Parting company with some banking leaders who intimated lately the worst is over for their institutions, UBS's new chief executive unveiled plans to cut worldwide headcount by 10 percent, or 7,500 jobs, by the end of next year.
"We want to focus our trading activities on client business," Oswald Grubel said Wednesday at the bank's annual general meeting in Switzerland. "Across all parts of the Investment Bank we will be exiting certain areas of activity completely and reducing risks. We will concentrate on the most important capital markets, and withdraw from certain locations."
eFinancialCareers-UK Editor Sarah Butcher relays analyst Peter Thorne's view that anything not client facing or low risk in the investment bank will be up for removal. Headcount within the long-troubled investment banking division could shrink from 17,000 at present to the 10,000 - 12,000 range, says Thorne, who follows UBS for Helvea, an independent brokerage.
Grubel also plans to slash spending on marketing, sponsorship and external consultants, the New York Times reports.
Chairman Calls UBS Situation 'Precarious'
Thus far, UBS has lagged behind rivals in cutting banking staff. The Times says that since the financial crisis began almost two years ago, the Swiss banking giant had announced more than 11,000 job cuts worldwide, including 2,000 in investment banking. It currently employs about 76,200 people in over 50 countries. On Tuesday UBS said it's eliminating about 240 wealth management jobs in Asia.
While top executives at Goldman Sachs, Credit Suisse and Deutsche Bank have sounded hopeful notes in recent weeks, Grubel and departing UBS Chairman Peter Kurer were more gloomy.

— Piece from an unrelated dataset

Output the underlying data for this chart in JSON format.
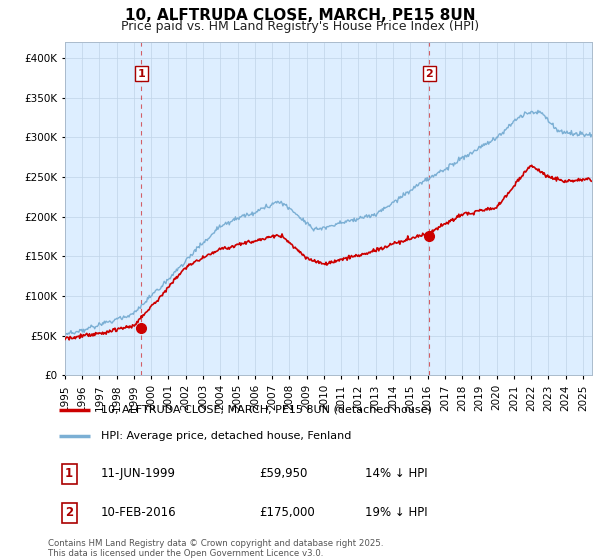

Grubel said the outlook remains "cautious" and uncertain. Kurer called UBS's situation "precarious."
The crisis is hitting UBS especially hard because its previous management expanded into riskier businesses at the peak of the market, the Times observes. Meanwhile, its private wealth management division - a low-risk operation that leads the world in assets under management - has been tarnished by formal charges it knowingly helped thousands of wealthy customers illegally evade taxes in the U.S. and other countries.